Personal life
- Born: Subrahmanyan Nair 3 December 1889 kerala
- Died: 16 January 1957 (aged 67)

Religious life
- Religion: Hinduism
- Philosophy: Vedanta

Religious career
- Disciples Chinmayananda Saraswati;

= Tapovan Maharaj =

Hindu sage and Vedanta scholar

Tapovan Maharaj (1889–1957) was a Hindu sage and Vedanta scholar.

==Life==
Swami Tapovan Maharaj is one of the most renowned saints of the 20th century. He was a contemporary of Swami Sivananda Maharaj who was the Guru of Swami Chinmayananda Maharaj.

Swami Tapovan Maharaj was born in 1889 on the Suklapaksha Ekadashi day of Mārgasirsa month. His mother, Kunjamma, belonged to an ancient aristocratic Nair Hindu family at Mudappallur in Palghat Taluk of Kerala. His father, Achutan, belonged to Kotuvayur in Kerala.

Based on his date of birth, the infant's horoscope, cast in accordance with family tradition, revealed "unusually contrary indications of huge prosperity and abject poverty".
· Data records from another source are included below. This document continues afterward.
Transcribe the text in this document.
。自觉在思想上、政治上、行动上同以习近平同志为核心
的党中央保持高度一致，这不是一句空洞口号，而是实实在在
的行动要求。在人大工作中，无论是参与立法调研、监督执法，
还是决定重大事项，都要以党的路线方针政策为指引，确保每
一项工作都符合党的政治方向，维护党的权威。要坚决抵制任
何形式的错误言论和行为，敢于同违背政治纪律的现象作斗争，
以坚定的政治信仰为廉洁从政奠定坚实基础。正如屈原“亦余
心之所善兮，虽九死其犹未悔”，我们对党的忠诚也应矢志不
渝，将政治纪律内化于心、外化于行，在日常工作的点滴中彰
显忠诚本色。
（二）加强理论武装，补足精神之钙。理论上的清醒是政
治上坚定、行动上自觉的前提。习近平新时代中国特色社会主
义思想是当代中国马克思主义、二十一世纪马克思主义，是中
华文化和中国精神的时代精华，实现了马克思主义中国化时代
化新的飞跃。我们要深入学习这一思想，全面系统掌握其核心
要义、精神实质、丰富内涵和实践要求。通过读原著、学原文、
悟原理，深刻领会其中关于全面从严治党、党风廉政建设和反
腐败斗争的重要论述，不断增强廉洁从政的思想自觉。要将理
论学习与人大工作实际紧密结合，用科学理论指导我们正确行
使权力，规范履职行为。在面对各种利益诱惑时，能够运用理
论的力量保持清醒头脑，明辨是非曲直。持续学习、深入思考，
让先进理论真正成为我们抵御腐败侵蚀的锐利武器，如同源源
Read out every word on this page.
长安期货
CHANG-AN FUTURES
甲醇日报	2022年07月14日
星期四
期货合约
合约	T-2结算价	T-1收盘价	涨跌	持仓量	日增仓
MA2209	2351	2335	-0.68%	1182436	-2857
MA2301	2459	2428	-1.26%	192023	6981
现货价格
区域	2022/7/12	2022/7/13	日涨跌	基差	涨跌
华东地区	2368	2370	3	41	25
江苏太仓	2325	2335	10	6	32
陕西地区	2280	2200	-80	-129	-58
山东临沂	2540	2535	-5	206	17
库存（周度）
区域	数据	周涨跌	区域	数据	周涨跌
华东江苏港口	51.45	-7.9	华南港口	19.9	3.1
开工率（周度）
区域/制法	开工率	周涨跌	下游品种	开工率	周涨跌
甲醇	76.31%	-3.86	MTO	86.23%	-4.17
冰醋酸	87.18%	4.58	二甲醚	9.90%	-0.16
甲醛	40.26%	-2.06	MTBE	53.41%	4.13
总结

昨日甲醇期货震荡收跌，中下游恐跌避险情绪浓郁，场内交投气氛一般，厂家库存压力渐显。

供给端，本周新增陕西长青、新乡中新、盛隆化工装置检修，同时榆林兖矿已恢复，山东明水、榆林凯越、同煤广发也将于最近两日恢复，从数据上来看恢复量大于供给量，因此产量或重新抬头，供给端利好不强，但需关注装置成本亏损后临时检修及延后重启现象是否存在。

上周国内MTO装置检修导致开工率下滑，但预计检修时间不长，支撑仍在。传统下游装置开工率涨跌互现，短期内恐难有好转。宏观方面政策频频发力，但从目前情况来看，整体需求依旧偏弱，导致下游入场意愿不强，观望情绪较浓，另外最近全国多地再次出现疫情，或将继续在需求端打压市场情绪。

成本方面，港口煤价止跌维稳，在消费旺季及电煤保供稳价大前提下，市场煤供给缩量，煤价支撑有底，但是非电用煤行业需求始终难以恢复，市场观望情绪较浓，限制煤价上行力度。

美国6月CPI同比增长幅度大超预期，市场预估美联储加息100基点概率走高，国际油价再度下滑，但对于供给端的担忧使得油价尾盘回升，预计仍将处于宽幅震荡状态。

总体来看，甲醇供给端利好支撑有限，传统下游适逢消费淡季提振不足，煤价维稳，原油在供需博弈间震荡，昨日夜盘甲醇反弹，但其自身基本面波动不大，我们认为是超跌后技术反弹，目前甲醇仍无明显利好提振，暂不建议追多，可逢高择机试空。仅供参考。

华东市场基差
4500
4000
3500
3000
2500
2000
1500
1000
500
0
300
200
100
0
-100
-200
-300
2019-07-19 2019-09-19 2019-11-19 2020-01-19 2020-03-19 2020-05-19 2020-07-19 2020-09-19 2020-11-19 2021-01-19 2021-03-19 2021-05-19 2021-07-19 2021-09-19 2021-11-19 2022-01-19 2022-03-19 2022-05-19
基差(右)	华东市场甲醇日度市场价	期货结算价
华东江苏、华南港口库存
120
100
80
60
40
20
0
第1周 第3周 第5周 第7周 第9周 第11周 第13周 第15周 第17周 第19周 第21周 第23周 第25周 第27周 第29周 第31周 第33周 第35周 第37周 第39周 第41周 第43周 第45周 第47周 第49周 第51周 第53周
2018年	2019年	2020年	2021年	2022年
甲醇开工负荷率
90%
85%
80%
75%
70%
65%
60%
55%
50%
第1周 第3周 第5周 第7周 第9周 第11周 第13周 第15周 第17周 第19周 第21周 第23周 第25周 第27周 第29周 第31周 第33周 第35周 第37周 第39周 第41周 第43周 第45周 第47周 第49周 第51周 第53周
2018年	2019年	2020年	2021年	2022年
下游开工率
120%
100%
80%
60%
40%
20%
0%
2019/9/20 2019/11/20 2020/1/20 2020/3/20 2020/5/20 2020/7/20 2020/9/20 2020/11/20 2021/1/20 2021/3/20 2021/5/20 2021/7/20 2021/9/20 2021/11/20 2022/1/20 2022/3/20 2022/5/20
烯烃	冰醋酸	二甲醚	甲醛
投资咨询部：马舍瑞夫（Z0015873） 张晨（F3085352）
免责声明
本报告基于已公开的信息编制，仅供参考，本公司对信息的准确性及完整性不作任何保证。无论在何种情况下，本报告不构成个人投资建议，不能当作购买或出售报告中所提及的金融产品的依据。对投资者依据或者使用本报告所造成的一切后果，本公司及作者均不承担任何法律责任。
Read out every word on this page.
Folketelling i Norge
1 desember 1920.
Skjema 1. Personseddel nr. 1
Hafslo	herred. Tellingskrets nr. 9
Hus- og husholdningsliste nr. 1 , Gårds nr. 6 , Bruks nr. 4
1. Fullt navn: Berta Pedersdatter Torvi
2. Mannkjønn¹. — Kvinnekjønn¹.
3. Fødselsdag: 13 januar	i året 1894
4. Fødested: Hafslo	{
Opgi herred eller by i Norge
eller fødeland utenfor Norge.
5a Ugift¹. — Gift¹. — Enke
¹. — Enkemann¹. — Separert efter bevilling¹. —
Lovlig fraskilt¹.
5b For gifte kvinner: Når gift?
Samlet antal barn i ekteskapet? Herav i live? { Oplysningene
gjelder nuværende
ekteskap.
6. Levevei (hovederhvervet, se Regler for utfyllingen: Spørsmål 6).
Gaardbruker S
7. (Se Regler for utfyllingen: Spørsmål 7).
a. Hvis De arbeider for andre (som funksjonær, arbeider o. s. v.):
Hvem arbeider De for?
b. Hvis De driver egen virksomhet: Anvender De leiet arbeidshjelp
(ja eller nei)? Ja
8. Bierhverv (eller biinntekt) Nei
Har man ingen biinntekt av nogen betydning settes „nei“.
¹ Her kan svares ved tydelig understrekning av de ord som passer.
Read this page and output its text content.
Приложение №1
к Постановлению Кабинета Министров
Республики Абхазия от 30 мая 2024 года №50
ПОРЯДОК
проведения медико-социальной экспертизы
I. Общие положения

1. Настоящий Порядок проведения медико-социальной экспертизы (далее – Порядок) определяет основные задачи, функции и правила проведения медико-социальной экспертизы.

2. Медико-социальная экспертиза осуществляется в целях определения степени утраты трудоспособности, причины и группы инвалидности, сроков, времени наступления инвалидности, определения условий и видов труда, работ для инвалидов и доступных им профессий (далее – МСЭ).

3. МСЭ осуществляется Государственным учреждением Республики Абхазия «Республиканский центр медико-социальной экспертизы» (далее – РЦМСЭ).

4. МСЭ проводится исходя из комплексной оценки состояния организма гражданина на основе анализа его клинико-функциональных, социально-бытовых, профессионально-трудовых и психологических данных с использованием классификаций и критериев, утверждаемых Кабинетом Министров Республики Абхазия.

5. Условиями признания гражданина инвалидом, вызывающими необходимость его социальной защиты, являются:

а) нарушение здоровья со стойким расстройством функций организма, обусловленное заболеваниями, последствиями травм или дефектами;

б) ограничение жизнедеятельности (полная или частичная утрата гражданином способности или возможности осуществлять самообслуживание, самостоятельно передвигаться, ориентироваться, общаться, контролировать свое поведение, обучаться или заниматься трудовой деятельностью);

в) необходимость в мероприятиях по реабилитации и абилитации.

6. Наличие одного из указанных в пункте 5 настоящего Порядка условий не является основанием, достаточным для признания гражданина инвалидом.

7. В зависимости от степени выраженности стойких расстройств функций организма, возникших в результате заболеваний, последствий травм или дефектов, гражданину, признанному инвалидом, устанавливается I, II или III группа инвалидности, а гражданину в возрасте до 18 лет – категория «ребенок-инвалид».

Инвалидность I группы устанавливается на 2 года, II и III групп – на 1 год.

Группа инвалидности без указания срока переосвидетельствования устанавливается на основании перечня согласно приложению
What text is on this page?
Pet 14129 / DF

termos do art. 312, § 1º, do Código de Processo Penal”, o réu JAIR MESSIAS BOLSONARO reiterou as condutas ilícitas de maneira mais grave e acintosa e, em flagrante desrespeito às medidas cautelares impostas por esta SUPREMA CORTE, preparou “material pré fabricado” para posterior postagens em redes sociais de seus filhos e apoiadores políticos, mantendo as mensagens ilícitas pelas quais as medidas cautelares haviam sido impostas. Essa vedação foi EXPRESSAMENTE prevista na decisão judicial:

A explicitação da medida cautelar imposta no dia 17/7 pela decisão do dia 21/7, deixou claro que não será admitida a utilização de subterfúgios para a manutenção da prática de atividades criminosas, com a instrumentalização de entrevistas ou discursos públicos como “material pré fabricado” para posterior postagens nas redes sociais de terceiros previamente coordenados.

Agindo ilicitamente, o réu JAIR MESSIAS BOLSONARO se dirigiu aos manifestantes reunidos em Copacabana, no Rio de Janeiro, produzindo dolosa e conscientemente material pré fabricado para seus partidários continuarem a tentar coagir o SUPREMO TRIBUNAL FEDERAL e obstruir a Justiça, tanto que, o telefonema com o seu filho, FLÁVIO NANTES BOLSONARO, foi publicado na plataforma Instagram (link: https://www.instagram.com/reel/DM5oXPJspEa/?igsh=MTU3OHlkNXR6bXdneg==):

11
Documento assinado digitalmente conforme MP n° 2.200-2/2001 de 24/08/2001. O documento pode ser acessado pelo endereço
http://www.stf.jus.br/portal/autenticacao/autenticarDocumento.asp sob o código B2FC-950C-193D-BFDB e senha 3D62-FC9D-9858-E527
Born with purvashrama name Subrahmanyan, he authored two books on his travels through the Himalayas: "Wanderings in the Himalayas" (Himagiri Viharam) and "Kailasa Yatra." Tapovan Maharaj exhibited a deep love for nature and his accounts of his travels demonstrate such. His autobiography, written in Sanskrit is titled "Ishvara Darshana". He died in the early hours of 16 January 1957, which was the day of Pausha Purnima according to Hindu calendar.